Map of Benin Porto Novo in English

Visit Countryaah official website to get information about the capital city of Benin. The new government’s first difficult task was to overcome a national guard, which in the autumn lynched hundreds of suspected criminals in southwest Benin. In October, the army was deployed to the area.

  • Also see to see the acronym of BEN which stands for Benin and other definitions of this 3-letter abbreviation.


Having assumed the new name of Benin in 1975, the ex-Dahomey seemed to have found a certain stability under the regime of M. Kérékou, in power since October 26, 1972. A new Constitution was enacted in 1977. In 1979 the National Revolutionary Assembly was formed, with 336 members, down to 196 in 1984, all from the Benin Popular Revolution Party, the only legal one. Kérékou was re-elected head of state for a period of 5 years in 1984 and again in August 1989. In 1989 the national assembly was also re-elected. In 1984 a broad political amnesty was granted. The continuity of the regime did not exclude periodic jolts. The last in order of time occurred in January 1977 (mysterious attempted invasion by ‘mercenaries’ of various origins), in May 1985 (accidents caused by university students) and in March 1988 (failed coup by some soldiers, including a close collaborator of the president). Demonstrating a remarkable mastery of the situation, Kérékou always managed to thwart threats, recovering the necessary consensus.
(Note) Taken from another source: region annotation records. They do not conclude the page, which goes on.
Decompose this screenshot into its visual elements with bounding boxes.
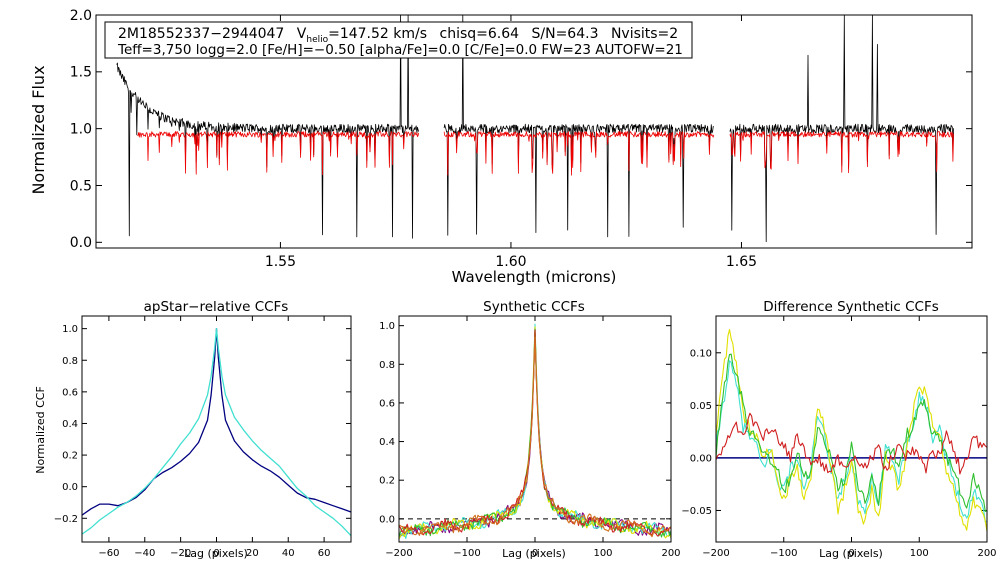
model-spectrum-line [137,131,420,176]
apstar-ccf-xtick-label: 60 [318,548,331,559]
apstar-ccf-xtick-label: 40 [282,548,295,559]
synthetic-ccf-ytick-label: 0.2 [379,476,395,487]
apstar-ccf-frame [81,315,352,543]
synthetic-ccf-ticks: −200 −100 0 100 200 0.0 0.2 0.4 0.6 0.8 1.0 [379,316,681,559]
synthetic-ccf-panel: Synthetic CCFs Lag (pixels) −200 −100 0 100… [379,299,680,560]
synthetic-ccf-frame [398,315,672,543]
annotation-sn: S/N=64.3 [532,26,599,42]
annotation-line1: 2M18552337−2944047 Vhelio=147.52 km/s ch… [118,26,678,45]
difference-ccf-xtick-label: −200 [702,548,729,559]
apstar-ccf-panel: apStar−relative CCFs Normalized CCF Lag … [34,299,352,560]
difference-ccf-title: Difference Synthetic CCFs [763,299,939,315]
apstar-ccf-xtick-label: −40 [134,548,155,559]
difference-ccf-line [715,360,988,523]
synthetic-ccf-ytick-label: 0.8 [379,360,395,371]
spectrum-ytick-label: 2.0 [70,8,92,24]
model-spectrum-line [729,131,954,174]
difference-ccf-xlabel: Lag (pixels) [819,547,883,560]
spectrum-xtick-label: 1.60 [495,254,526,270]
synthetic-ccf-xtick-label: 200 [661,548,680,559]
synthetic-ccf-ytick-label: 0.4 [379,437,395,448]
apstar-ccf-ytick-label: −0.2 [54,514,78,525]
apstar-ccf-ytick-label: 0.2 [62,451,78,462]
apstar-ccf-series [81,327,352,537]
synthetic-ccf-xtick-label: −100 [453,548,480,559]
difference-ccf-ytick-label: −0.05 [681,506,712,517]
spectrum-frame [95,14,973,249]
synthetic-ccf-title: Synthetic CCFs [483,299,585,315]
synthetic-ccf-xtick-label: 0 [532,548,538,559]
spectrum-ytick-label: 0.5 [70,178,92,194]
apstar-ccf-xtick-label: 20 [246,548,259,559]
apstar-ccf-ticks: −60 −40 −20 0 20 40 60 −0.2 0.0 0.2 0.4 0.6 0.8 1.0 [54,316,351,559]
model-spectrum-line [443,131,715,176]
spectrum-xtick-label: 1.65 [726,254,757,270]
difference-ccf-line [715,353,988,513]
synthetic-ccf-series [398,323,672,540]
apstar-ccf-ytick-label: 0.4 [62,419,78,430]
difference-ccf-ticks: −200 −100 0 100 200 −0.05 0.00 0.05 0.10 [681,316,997,559]
spectrum-xlabel: Wavelength (microns) [452,268,617,286]
synthetic-ccf-xtick-label: 100 [593,548,612,559]
annotation-nvisits: Nvisits=2 [611,26,678,42]
difference-ccf-ytick-label: 0.05 [690,401,712,412]
difference-ccf-xtick-label: −100 [770,548,797,559]
difference-ccf-frame [715,315,988,543]
annotation-box [104,21,693,59]
apstar-ccf-ytick-label: 0.8 [62,356,78,367]
annotation-vhelio-prefix: V [297,26,307,42]
apstar-ccf-title: apStar−relative CCFs [144,299,289,315]
spectrum-ytick-label: 1.0 [70,122,92,138]
difference-ccf-xtick-label: 100 [910,548,929,559]
apstar-ccf-xtick-label: 0 [213,548,219,559]
synthetic-ccf-line [398,336,672,538]
difference-ccf-xtick-label: 0 [848,548,854,559]
difference-ccf-series [715,328,988,532]
spectrum-annotation: 2M18552337−2944047 Vhelio=147.52 km/s ch… [104,21,693,59]
spectrum-ytick-label: 1.5 [70,65,92,81]
observed-spectrum-line [116,14,420,239]
annotation-vhelio-value: =147.52 km/s [328,26,427,42]
spectrum-panel: Normalized Flux Wavelength (microns) 1.5… [29,8,973,286]
apstar-ccf-xlabel: Lag (pixels) [184,547,248,560]
synthetic-ccf-xtick-label: −200 [385,548,412,559]
apstar-ccf-xtick-label: −20 [170,548,191,559]
apstar-ccf-xtick-label: −60 [98,548,119,559]
annotation-line2: Teff=3,750 logg=2.0 [Fe/H]=−0.50 [alpha/… [117,42,683,58]
annotation-star: 2M18552337−2944047 [118,26,284,42]
synthetic-ccf-ytick-label: 1.0 [379,321,395,332]
difference-ccf-line [715,412,988,475]
synthetic-ccf-ytick-label: 0.0 [379,514,395,525]
spectrum-xtick-label: 1.55 [265,254,296,270]
ccf-line [81,327,352,537]
difference-ccf-panel: Difference Synthetic CCFs Lag (pixels) −… [681,299,996,560]
synthetic-ccf-xlabel: Lag (pixels) [502,547,566,560]
spectrum-ticks: 1.55 1.60 1.65 0.0 0.5 1.0 1.5 2.0 [70,8,972,270]
apstar-ccf-ytick-label: 0.6 [62,387,78,398]
spectrum-series [116,14,954,243]
synthetic-ccf-ytick-label: 0.6 [379,398,395,409]
synthetic-ccf-line [398,329,672,537]
difference-ccf-ytick-label: 0.00 [690,453,712,464]
spectrum-ylabel: Normalized Flux [29,65,48,194]
apstar-ccf-ytick-label: 0.0 [62,482,78,493]
spectrum-ytick-label: 0.0 [70,235,92,251]
apstar-ccf-ytick-label: 1.0 [62,324,78,335]
apstar-ccf-ylabel: Normalized CCF [34,386,47,474]
annotation-chisq: chisq=6.64 [440,26,520,42]
difference-ccf-xtick-label: 200 [977,548,996,559]
annotation-vhelio-sub: helio [306,35,328,45]
difference-ccf-ytick-label: 0.10 [690,348,712,359]
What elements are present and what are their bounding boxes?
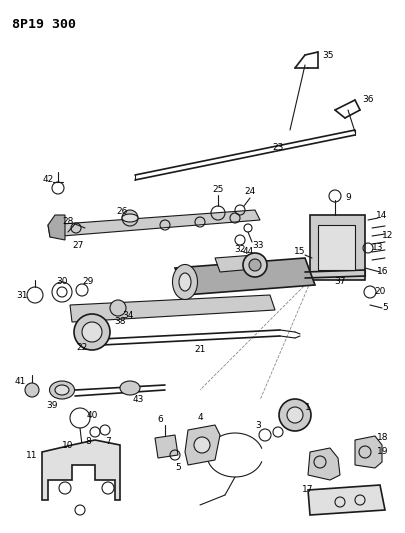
Polygon shape <box>42 440 120 500</box>
Text: 1: 1 <box>305 403 311 413</box>
Text: 37: 37 <box>334 278 346 287</box>
Ellipse shape <box>49 381 75 399</box>
Text: 23: 23 <box>272 143 284 152</box>
Text: 2: 2 <box>282 417 288 426</box>
Circle shape <box>243 253 267 277</box>
Polygon shape <box>215 255 265 272</box>
Text: 34: 34 <box>122 311 134 319</box>
Text: 17: 17 <box>302 486 314 495</box>
Polygon shape <box>48 210 260 237</box>
Text: 25: 25 <box>212 185 224 195</box>
Circle shape <box>82 322 102 342</box>
Text: 43: 43 <box>132 395 144 405</box>
Text: 4: 4 <box>197 414 203 423</box>
Ellipse shape <box>122 214 138 222</box>
Text: 24: 24 <box>244 188 256 197</box>
Polygon shape <box>308 485 385 515</box>
Ellipse shape <box>55 385 69 395</box>
Circle shape <box>194 437 210 453</box>
Text: 18: 18 <box>377 433 389 442</box>
Circle shape <box>74 314 110 350</box>
Text: 19: 19 <box>377 448 389 456</box>
Text: 39: 39 <box>46 400 58 409</box>
Circle shape <box>287 407 303 423</box>
Text: 8P19 300: 8P19 300 <box>12 18 76 31</box>
Text: 35: 35 <box>322 51 334 60</box>
Text: 38: 38 <box>114 318 126 327</box>
Polygon shape <box>318 225 355 270</box>
Text: 12: 12 <box>382 230 394 239</box>
Text: 31: 31 <box>16 290 28 300</box>
Text: 15: 15 <box>294 247 306 256</box>
Circle shape <box>249 259 261 271</box>
Text: 5: 5 <box>382 303 388 312</box>
Text: 16: 16 <box>377 268 389 277</box>
Polygon shape <box>310 215 365 280</box>
Circle shape <box>122 210 138 226</box>
Text: 21: 21 <box>194 345 206 354</box>
Ellipse shape <box>179 273 191 291</box>
Text: 32: 32 <box>234 246 246 254</box>
Polygon shape <box>175 258 315 295</box>
Text: 13: 13 <box>372 244 384 253</box>
Text: 28: 28 <box>62 217 74 227</box>
Ellipse shape <box>173 264 198 300</box>
Text: 20: 20 <box>374 287 386 296</box>
Text: 33: 33 <box>252 240 264 249</box>
Text: 6: 6 <box>157 416 163 424</box>
Polygon shape <box>48 215 65 240</box>
Text: 29: 29 <box>82 278 94 287</box>
Text: 11: 11 <box>26 450 38 459</box>
Ellipse shape <box>120 381 140 395</box>
Polygon shape <box>185 425 220 465</box>
Text: 22: 22 <box>77 343 87 352</box>
Text: 9: 9 <box>345 193 351 203</box>
Circle shape <box>279 399 311 431</box>
Text: 44: 44 <box>242 247 254 256</box>
Polygon shape <box>155 435 178 458</box>
Circle shape <box>110 300 126 316</box>
Text: 10: 10 <box>62 440 74 449</box>
Text: 5: 5 <box>175 464 181 472</box>
Text: 41: 41 <box>14 377 26 386</box>
Text: 36: 36 <box>362 95 374 104</box>
Text: 26: 26 <box>116 207 128 216</box>
Polygon shape <box>70 295 275 322</box>
Text: 27: 27 <box>72 240 84 249</box>
Text: 7: 7 <box>105 438 111 447</box>
Polygon shape <box>308 448 340 480</box>
Polygon shape <box>355 436 382 468</box>
Text: 3: 3 <box>255 421 261 430</box>
Text: 42: 42 <box>43 175 53 184</box>
Text: 8: 8 <box>85 438 91 447</box>
Text: 30: 30 <box>56 278 68 287</box>
Text: 14: 14 <box>376 211 388 220</box>
Circle shape <box>25 383 39 397</box>
Text: 40: 40 <box>86 410 98 419</box>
Benin has moved away over time from the socialist option in the Marxist-Leninist version solemnly proclaimed in 1974. In fact, behind the revolutionary rhetoric, Benin has engaged in a policy of privatization and adjustment according to the prescriptions of the World Bank and of the International Monetary Fund. The rapprochement with France and the Western powers took place at the same time. Beyond the possible recovery in economic and financial terms, a breach has opened on the social security side, with repercussions above all among students and graduates, wealth but also a critical point of Benin, which since colonial times has produced intellectuals and bureaucrats in excess of his needs. Ethnic-national cohesion is also precarious due to the persistence of rivalry between the different tribal groups. In December 1989, the ruling party officially repudiated Marxism, recognizing the separation of state and party. In February 1990 a National Conference of the living forces of the country was held to draw up a National Charter and initiate a policy of conciliation and freedom. The new government (March 12, 1990), chaired by a Kérékou with reduced powers and composed entirely of ” technicians ”, called free presidential elections in March 1991, won by Prime Minister N. Soglo, who defeated Kérékou with a large majority.

Benin  occupies a strategic position in West Africa, also as an outlet for Niger and Burkina Faso, and its economy is heavily dependent on trade. From this point of view, the relationship with Nigeria is of particular value, so much so that Italy was heavily affected by the crisis in the Nigerian economy after the collapse of oil prices on the world market.